Methods for Improving the Efficiency of Parallel Sort Merge Joins in the Presence of Data Skew

IP.com Disclosure Number: IPCOM000119860D
Original Publication Date: 1991-Mar-01
Included in the Prior Art Database: 2005-Apr-02
Document File: 5 page(s) / 238K

Publishing Venue

IBM

Related People

Dias, DM: AUTHOR [+4]

Abstract

Methods are disclosed for gathering information during the sort step of a parallel sort merge join. This information can be used to improve the efficiency of the scheduling and join steps that follow, by providing better estimates and reduced I/O and communication. This disclosure improves upon the parallel sort merge join algorithm invented by Wolf, Dias and Yu (*).
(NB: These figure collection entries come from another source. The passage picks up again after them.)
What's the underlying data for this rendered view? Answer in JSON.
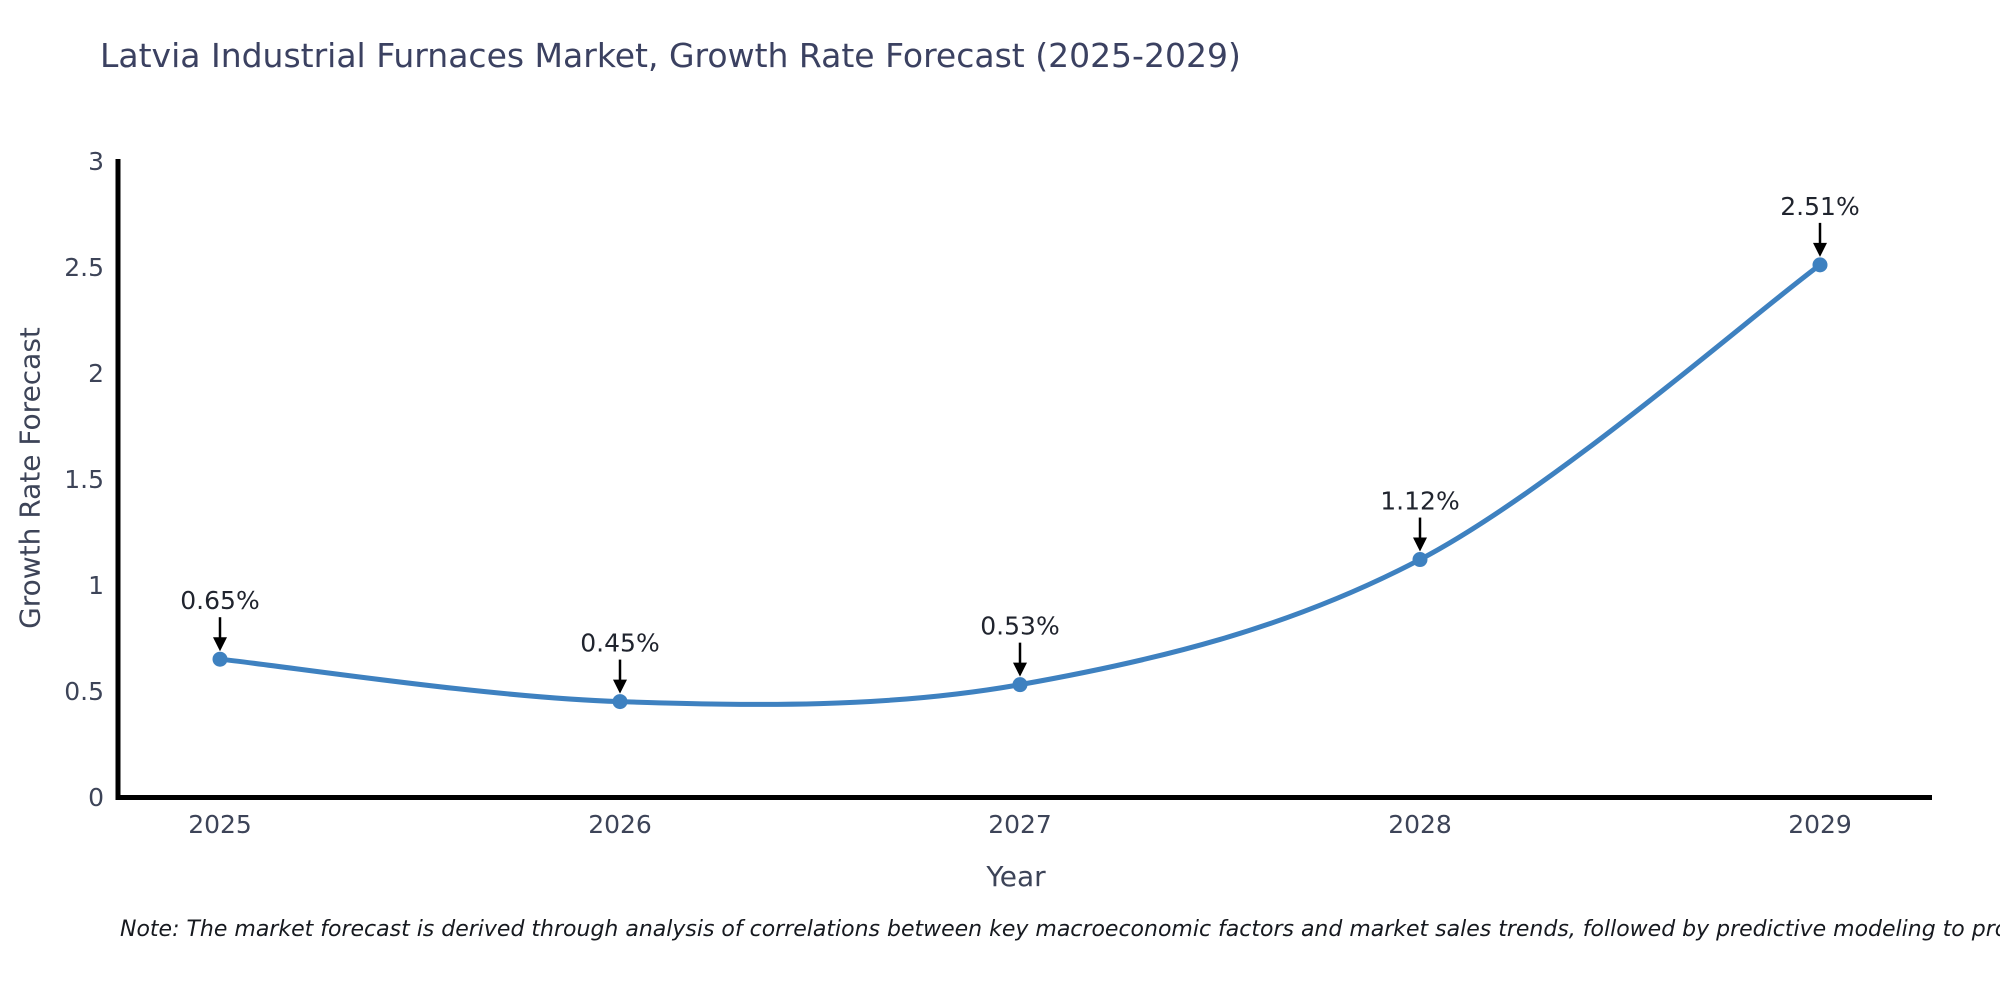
{
  "note": "Note: The market forecast is derived through analysis of correlations between key macroeconomic factors and market sales trends, followed by predictive modeling to project future sales",
  "chart_data": {
    "type": "line",
    "title": "Latvia Industrial Furnaces Market, Growth Rate Forecast (2025-2029)",
    "xlabel": "Year",
    "ylabel": "Growth Rate Forecast",
    "x": [
      2025,
      2026,
      2027,
      2028,
      2029
    ],
    "values": [
      0.65,
      0.45,
      0.53,
      1.12,
      2.51
    ],
    "point_labels": [
      "0.65%",
      "0.45%",
      "0.53%",
      "1.12%",
      "2.51%"
    ],
    "yticks": [
      0,
      0.5,
      1,
      1.5,
      2,
      2.5,
      3
    ],
    "ylim": [
      0,
      3
    ],
    "grid": false,
    "legend": "none",
    "line_color": "#3e81c0",
    "marker_color": "#3e81c0",
    "axis_color": "#000000",
    "annotation_color": "#000000"
  }
}
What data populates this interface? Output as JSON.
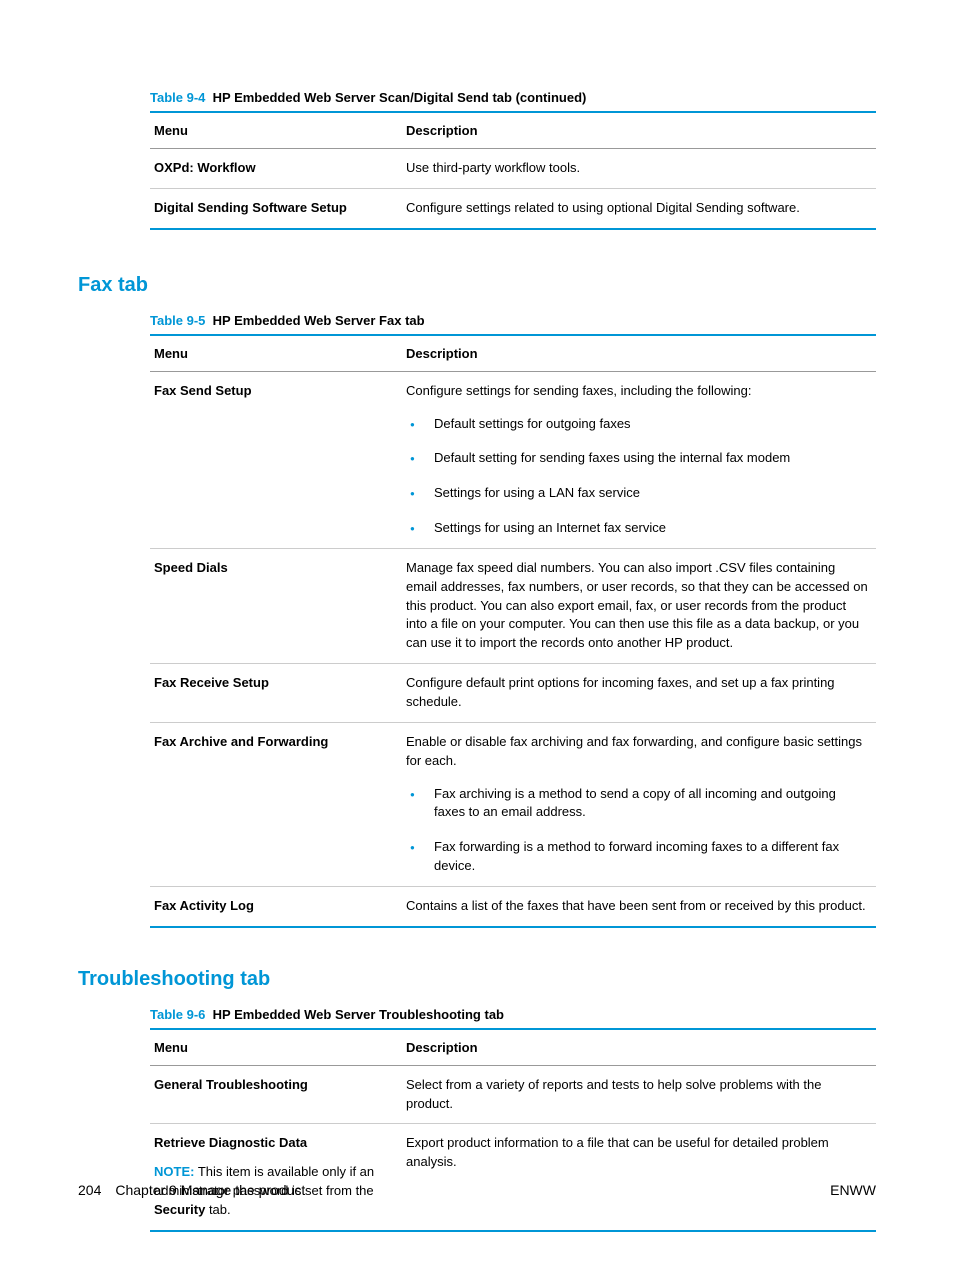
{
  "table94": {
    "caption_number": "Table 9-4",
    "caption_title": "HP Embedded Web Server Scan/Digital Send tab (continued)",
    "header_menu": "Menu",
    "header_desc": "Description",
    "rows": [
      {
        "menu": "OXPd: Workflow",
        "desc": "Use third-party workflow tools."
      },
      {
        "menu": "Digital Sending Software Setup",
        "desc": "Configure settings related to using optional Digital Sending software."
      }
    ]
  },
  "section_fax": {
    "heading": "Fax tab"
  },
  "table95": {
    "caption_number": "Table 9-5",
    "caption_title": "HP Embedded Web Server Fax tab",
    "header_menu": "Menu",
    "header_desc": "Description",
    "rows": {
      "fax_send": {
        "menu": "Fax Send Setup",
        "intro": "Configure settings for sending faxes, including the following:",
        "bullets": [
          "Default settings for outgoing faxes",
          "Default setting for sending faxes using the internal fax modem",
          "Settings for using a LAN fax service",
          "Settings for using an Internet fax service"
        ]
      },
      "speed_dials": {
        "menu": "Speed Dials",
        "desc": "Manage fax speed dial numbers. You can also import .CSV files containing email addresses, fax numbers, or user records, so that they can be accessed on this product. You can also export email, fax, or user records from the product into a file on your computer. You can then use this file as a data backup, or you can use it to import the records onto another HP product."
      },
      "fax_receive": {
        "menu": "Fax Receive Setup",
        "desc": "Configure default print options for incoming faxes, and set up a fax printing schedule."
      },
      "fax_archive": {
        "menu": "Fax Archive and Forwarding",
        "intro": "Enable or disable fax archiving and fax forwarding, and configure basic settings for each.",
        "bullets": [
          "Fax archiving is a method to send a copy of all incoming and outgoing faxes to an email address.",
          "Fax forwarding is a method to forward incoming faxes to a different fax device."
        ]
      },
      "fax_activity": {
        "menu": "Fax Activity Log",
        "desc": "Contains a list of the faxes that have been sent from or received by this product."
      }
    }
  },
  "section_troubleshooting": {
    "heading": "Troubleshooting tab"
  },
  "table96": {
    "caption_number": "Table 9-6",
    "caption_title": "HP Embedded Web Server Troubleshooting tab",
    "header_menu": "Menu",
    "header_desc": "Description",
    "rows": {
      "general": {
        "menu": "General Troubleshooting",
        "desc": "Select from a variety of reports and tests to help solve problems with the product."
      },
      "retrieve": {
        "menu": "Retrieve Diagnostic Data",
        "desc": "Export product information to a file that can be useful for detailed problem analysis.",
        "note_label": "NOTE:",
        "note_text1": "This item is available only if an administrator password is set from the",
        "note_bold": "Security",
        "note_text2": "tab."
      }
    }
  },
  "footer": {
    "page_number": "204",
    "chapter": "Chapter 9   Manage the product",
    "right": "ENWW"
  }
}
This text was extracted from an ASCII text file.
This is the abbreviated version, containing approximately 25% of the total text.

Methods for Improving the Efficiency of Parallel Sort Merge Joins
in the Presence of Data Skew

      Methods are disclosed for gathering information during
the sort step of a parallel sort merge join.  This information can be
used to improve the efficiency of the scheduling and join steps that
follow, by providing better estimates and reduced I/O and
communication.  This disclosure improves upon the parallel sort merge
join algorithm invented by Wolf, Dias and Yu (*).

      Following is a brief description of the original algorithm in
(*):  The method assumes that, initially, the two relations to be
joined, R1 and R2, are partitioned among the P processors.  In the
sort phase of the algorithm, each of the processors sorts its
partition of each of relations R1 and R2 (using a conventional
external sorting method such as a tournament tree sort and the
merging of sorted runs). The next and crucial phase of the method is
the scheduling phase. Essentially, in this phase each of the
relations R1 and R2 are partitioned according to ranges of values of
the join column value, and each such partition is assigned to a task
or set of tasks that will perform the join of values in the
corresponding range during the join phase.  Further, the scheduling
phase allocates the tasks to processors so as to balance the
processing time of the join phase among the P processors.  In the
transfer phase (for the data partitioning architecture only) ranges
of the two relations corresponding to the allocation of tasks are
shipped to the appropriate processors.  Finally, in the join phase
the allocated tasks carry out the join operation of the corresponding
ranges of the relations.

      The scheduling phase partitions the relations into ranges as
follows:  Start with the entire relations, each processor having
sorted its own portions of the relations. Each processor determines
the median value of its partition for each relation, and associates a
weight equal to the number of tuples in its partition.  The values
from all the processors are shipped to a coordinator and the weighted
median M of these medians is obtained (i.e., if the medians are
sorted, then the sum of the weights of medians less than or equal to
the value of M is greater than or equal to half the sum of all
weights, but this is not true if the weight of median M is excluded).
The value M is broadcast to all processors, each of which splits the
tuples of the two relations they have into three regions, the first
with values less than M, the second with values equal to M, and the
third with values greater than M.  Each of these ranges is associated
with a task, and the time to join each of the tasks created is
estimated.  A task is said to be of type 1 if it corresponds to a
range of join column values, and of type 2 if it corresponds to a
single join column value.  The largest type 1 task is then split into
three sub-tasks using the same method as above (finding median of
medians o...